Шрифт:
Интервал:
Закладка:
…Учебный процесс — дело размеренное и потому скучное. Значимых событий немного, и это вынуждает обращать внимание на всяческие мелочи. Поначалу казалось, что с отношениями в коллективе все вроде бы ладно: в афганскую форму всех переодели, знаков различия нам не положено, да никто и не проявляет намерений кичиться звездами, отношения ровные, уважительные, обращаемся друг к другу по имени-отчеству. Но постепенно начали проявляться какие-то взаимные обиды, и, что самое неприятное, — гаденькая зависть.
Впервые приехав в полк, побежал искать контин. Как же без контина? Где сигарет прикупить, водички со льда на жаре выпить, чаю заказать со сладостями, а то и с выпечкой, если вдруг проголодался или дома позавтракать не успел. Есть контин! И весьма приличный по местным меркам, с самоваром. Возвращаюсь с этой новостью в комнату советников, поделиться радостью. Большинство ее разделяют. Но двое приятелей, вечно хмурых, кстати, попивая с опаской заказанный и оплаченный мною чай, начинают выпытывать про цены:
— А кока-кола сколько стоит?
— Семь афгани.
— А чай?
— Три афгани чайник.
— А просто кипяточку из самовара набрать?
— По-моему, афгани, но это как-то не приветствуется.
— Однако!
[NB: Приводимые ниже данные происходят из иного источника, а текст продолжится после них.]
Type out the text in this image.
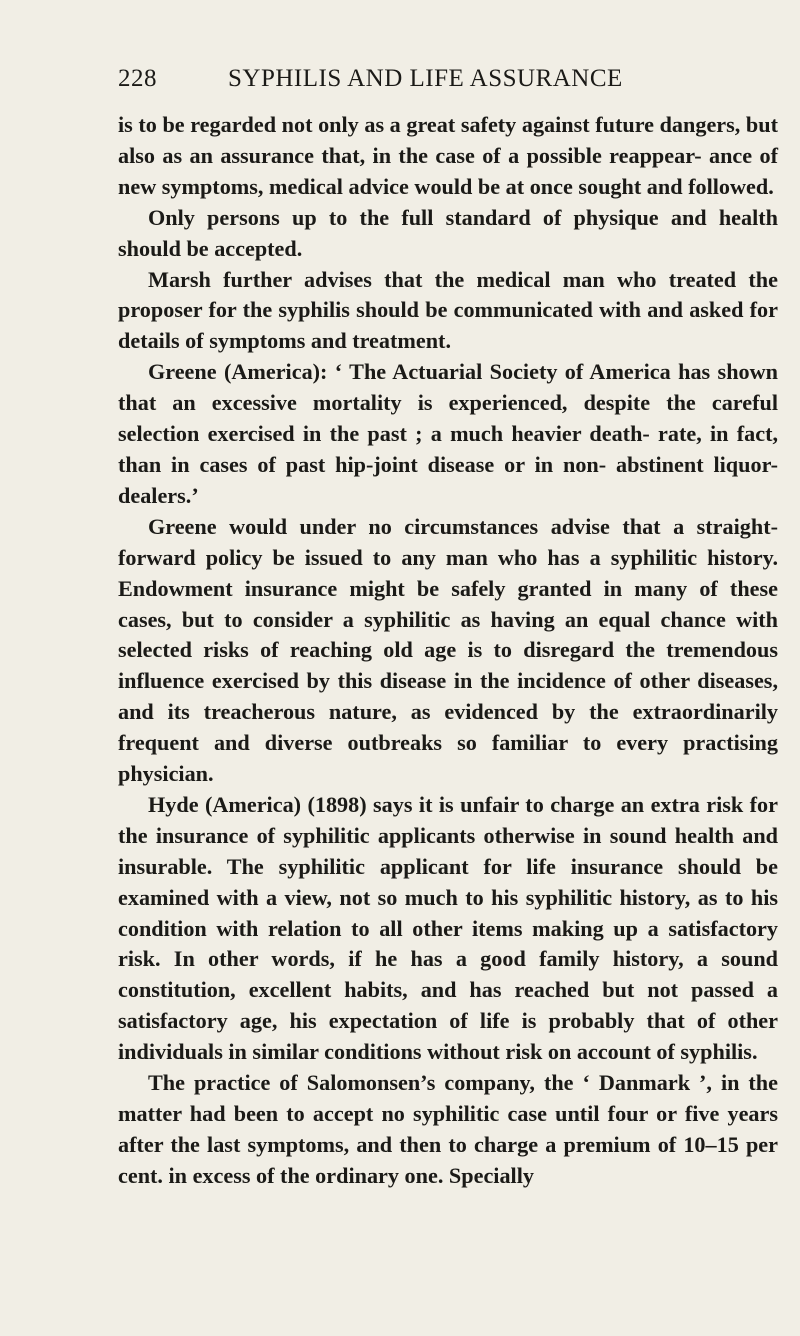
228	SYPHILIS AND LIFE ASSURANCE

is to be regarded not only as a great safety against future dangers, but also as an assurance that, in the case of a possible reappear- ance of new symptoms, medical advice would be at once sought and followed.

Only persons up to the full standard of physique and health should be accepted.

Marsh further advises that the medical man who treated the proposer for the syphilis should be communicated with and asked for details of symptoms and treatment.

Greene (America): ‘ The Actuarial Society of America has shown that an excessive mortality is experienced, despite the careful selection exercised in the past ; a much heavier death- rate, in fact, than in cases of past hip-joint disease or in non- abstinent liquor-dealers.’

Greene would under no circumstances advise that a straight- forward policy be issued to any man who has a syphilitic history. Endowment insurance might be safely granted in many of these cases, but to consider a syphilitic as having an equal chance with selected risks of reaching old age is to disregard the tremendous influence exercised by this disease in the incidence of other diseases, and its treacherous nature, as evidenced by the extraordinarily frequent and diverse outbreaks so familiar to every practising physician.

Hyde (America) (1898) says it is unfair to charge an extra risk for the insurance of syphilitic applicants otherwise in sound health and insurable. The syphilitic applicant for life insurance should be examined with a view, not so much to his syphilitic history, as to his condition with relation to all other items making up a satisfactory risk. In other words, if he has a good family history, a sound constitution, excellent habits, and has reached but not passed a satisfactory age, his expectation of life is probably that of other individuals in similar conditions without risk on account of syphilis.

The practice of Salomonsen’s company, the ‘ Danmark ’, in the matter had been to accept no syphilitic case until four or five years after the last symptoms, and then to charge a premium of 10–15 per cent. in excess of the ordinary one. Specially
Один афгани за воду платить?!
Потом они ездили на работу каждый с персональной бутылочкой кипяченой воды, таская всякий раз с собой портфели, в которых, помимо заткнутой пластмассовой винной пробкой стеклянной емкости, помещался экономный бутерброд с прозрачным ломтиком сыра и тоненькая стопочка листиков с очередной лекцией. Жадность сыграла с ними и другую злую шутку, получившую известность и за пределами нашего коллектива. Жили они вместе и питались в складчину. Но как-то поссорились и начали делить хозяйство и запасы. Распустили веник и перевязали его заново, чтобы получилось два персональных, хотя и потоньше. Смастерили весы и перевесили сыпучие продукты, а когда дело дошло до дефицитной гречки, то поделили ее исключительно по справедливости, пересчитав за вечер до зернышка. Вот и ловили мы на себе их косые и завистливые взгляды всякий раз, попивая чай с самым распространенным и весьма доступным по цене местным лакомством — засахаренными фисташками.
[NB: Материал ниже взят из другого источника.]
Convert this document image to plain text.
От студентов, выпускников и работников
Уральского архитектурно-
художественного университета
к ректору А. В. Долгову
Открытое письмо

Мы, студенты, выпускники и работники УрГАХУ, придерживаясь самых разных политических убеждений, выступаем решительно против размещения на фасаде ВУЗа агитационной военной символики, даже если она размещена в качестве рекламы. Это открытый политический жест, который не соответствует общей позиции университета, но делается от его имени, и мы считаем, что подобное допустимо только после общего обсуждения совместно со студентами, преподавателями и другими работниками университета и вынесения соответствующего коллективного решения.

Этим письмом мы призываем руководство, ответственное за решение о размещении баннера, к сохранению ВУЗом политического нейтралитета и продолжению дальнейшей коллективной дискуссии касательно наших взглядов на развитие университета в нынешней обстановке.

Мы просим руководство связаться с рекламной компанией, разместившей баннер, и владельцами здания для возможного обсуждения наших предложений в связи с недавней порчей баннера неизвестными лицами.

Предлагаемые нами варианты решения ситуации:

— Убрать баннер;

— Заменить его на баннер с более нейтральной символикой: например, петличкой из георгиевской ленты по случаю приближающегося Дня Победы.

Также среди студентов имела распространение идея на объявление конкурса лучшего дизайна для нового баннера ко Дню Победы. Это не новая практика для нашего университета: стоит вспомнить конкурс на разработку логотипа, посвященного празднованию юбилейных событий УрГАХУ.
Этим все не кончилось. Собрал как-то старший коллектива отдельно нас, переводчиков, и говорит:
— Ребята, просьба одна есть. Постарайтесь скромнее себя вести, не шиковать с кока-колой там, сигаретами американскими за тридцать афгани. А то у нас кое-кто ныть и жаловаться начинает: «Мол, переводчики — молодые беззаботники, зачем им столько платят, лучше бы нам, семейным, добавили». Ну, не рисуйтесь без нужды, а то мне уже всю жилетку проплакали, выжимать можно, и все пытаются заставить их соображения по поводу «справедливости» доложить по команде.
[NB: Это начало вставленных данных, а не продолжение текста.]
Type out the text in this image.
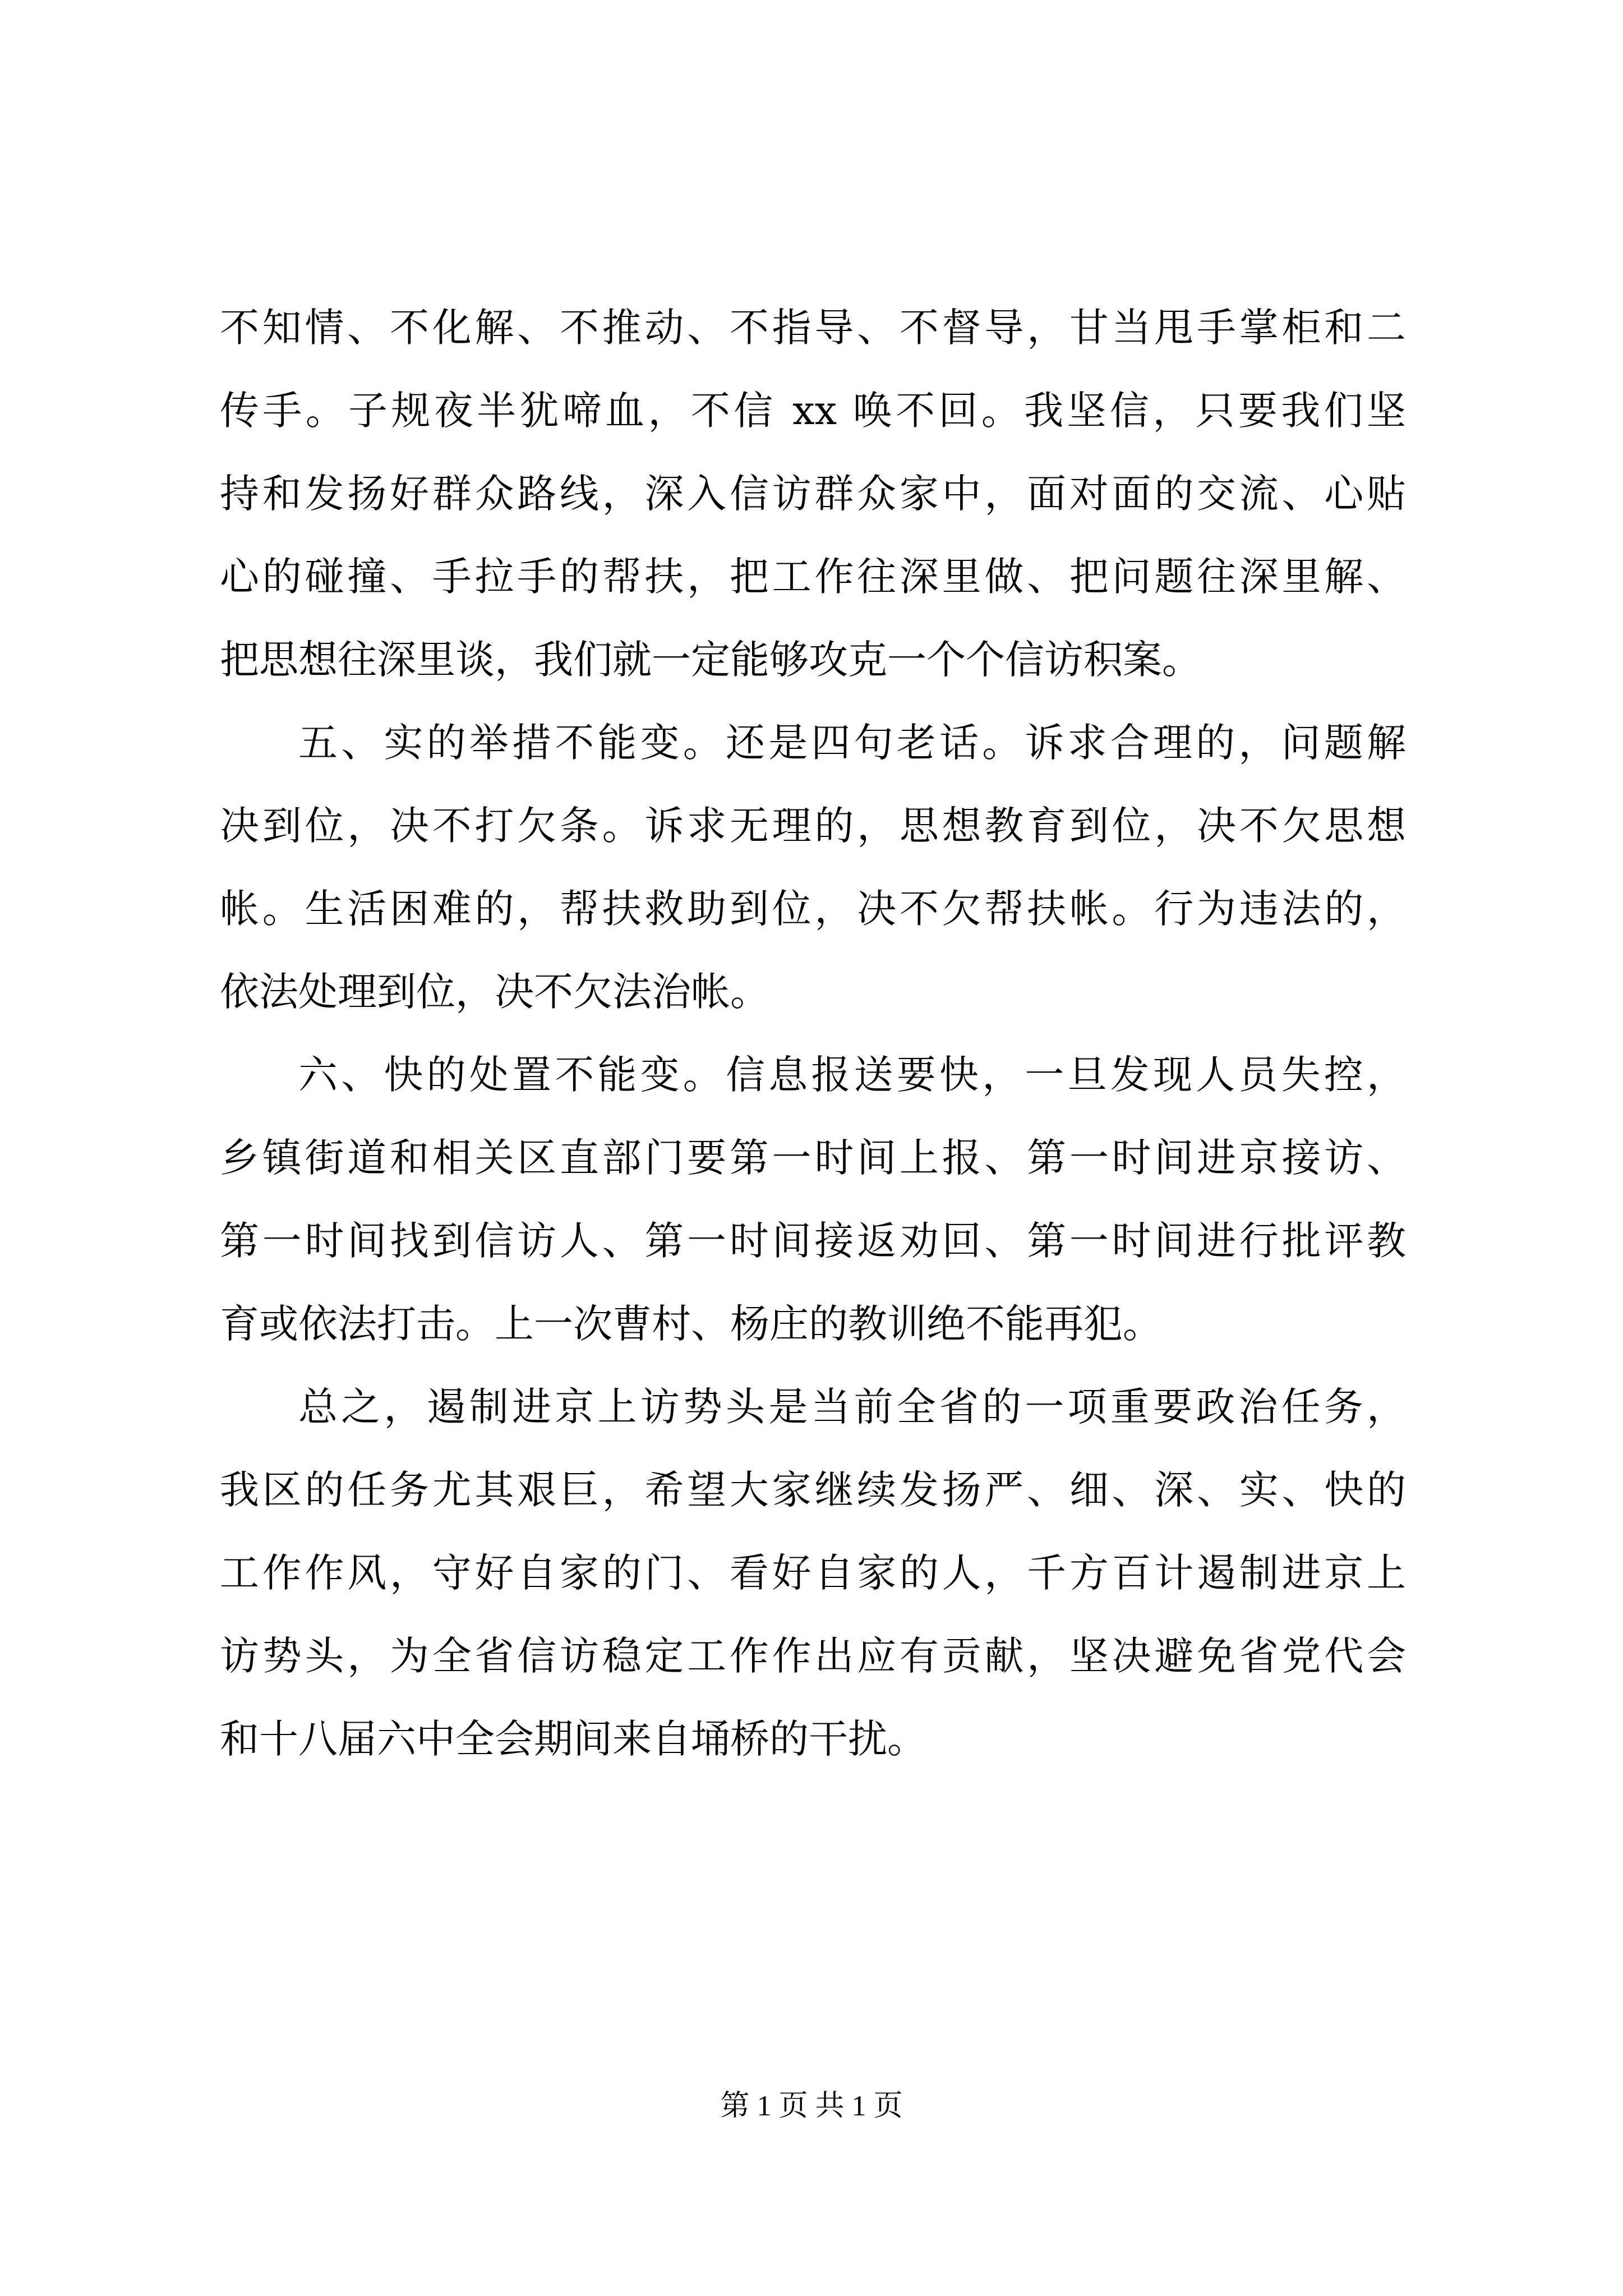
不知情、不化解、不推动、不指导、不督导，甘当甩手掌柜和二
传手。子规夜半犹啼血，不信 xx 唤不回。我坚信，只要我们坚
持和发扬好群众路线，深入信访群众家中，面对面的交流、心贴
心的碰撞、手拉手的帮扶，把工作往深里做、把问题往深里解、
把思想往深里谈，我们就一定能够攻克一个个信访积案。
五、实的举措不能变。还是四句老话。诉求合理的，问题解
决到位，决不打欠条。诉求无理的，思想教育到位，决不欠思想
帐。生活困难的，帮扶救助到位，决不欠帮扶帐。行为违法的，
依法处理到位，决不欠法治帐。
六、快的处置不能变。信息报送要快，一旦发现人员失控，
乡镇街道和相关区直部门要第一时间上报、第一时间进京接访、
第一时间找到信访人、第一时间接返劝回、第一时间进行批评教
育或依法打击。上一次曹村、杨庄的教训绝不能再犯。
总之，遏制进京上访势头是当前全省的一项重要政治任务，
我区的任务尤其艰巨，希望大家继续发扬严、细、深、实、快的
工作作风，守好自家的门、看好自家的人，千方百计遏制进京上
访势头，为全省信访稳定工作作出应有贡献，坚决避免省党代会
和十八届六中全会期间来自埇桥的干扰。
第 1 页 共 1 页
Такого, как ни рылся в памяти, не случалось ни в одном коллективе, хотя прижимистые попадались везде, но чтобы жаловаться старшим — не было. В остальном же — все как обычно. Даже непременный спор о религии тоже состоялся вовремя, не раньше и не позже положенного срока, а сразу же после первой притирки советников к подсоветным. Один наш весьма поднаторевший в своей специальности майор с инженерным образованием, как и положено — атеист-партиец, схлестнулся в горячей полемике со своим коллегой-афганцем, с которым уже успел сойтись близко, выстроив приятельские отношения. Тот тоже не дурак, учился в исламском университете в Египте, потом получил диплом инженера в Союзе, поэтому по-русски говорил почти без акцента. Началось все со случайной реплики советника:
— Бога нет.
— Как же нет, — мягко возражает афганец, — если все мироздание является его творением, — и делает широкий жест рукой, указывая на него.
— Бога нет, — убежденно повторяет советник и приводит в подтверждение своего высказывания неотразимый с его точки зрения факт: — Наши в космос летали и там никого не встретили.
— При чем здесь космос? — удивляется афганец. — Да и сам бог — разве восседающий на белом облаке пузатый старик с бородой и лысиной, каким вы его изображаете в антирелигиозных изданиях?
— Бога нет, — повышает голос советник, исчерпавший аргументы.
— А как же доказательства его существования, приводимые учеными-богословами и последователями многих религий, в том числе и христианской…
— Вранье, бога нет, — нервно отрезает советник, поражаясь удивительной косности и отсталости своего афганского коллеги, несмотря на наличие у него инженерного образования.
Тот же, в свою очередь, деликатно пытается продолжить начатый спор:
— Твое упорство можно объяснить только наущением шайтана, который помешал тебе разобраться, ну, хотя бы, в элементарных основах христианского богословия, я уж не говорю об исламском учении, между которыми, кстати, много общего, ведь истоки-то наших религий одни и те же, все мы «люди Писания», у вас Библия, у нас Коран, а у…
— Не нужно мне никакого Писания, нет бога, и все тут, — кричит советник, заподозренный оппонентом в тайной принадлежности к христианству, и выскакивает за дверь, желая хотя бы этим оставить последнее слово за собой.
В автобусе, по дороге домой, старший, переживающий, как и все остальные, очевидное поражение нашего официального атеизма в извечном споре о вере и неверии с глубоко религиозным человеком, советует неудачнику-майору:
— Ты бы подготовился лучше, почитал литературу атеистическую, аргументов бы набрал. А то заладил «бога нет, бога нет», словно попугай в клетке у партийного лектора из общества «Знание».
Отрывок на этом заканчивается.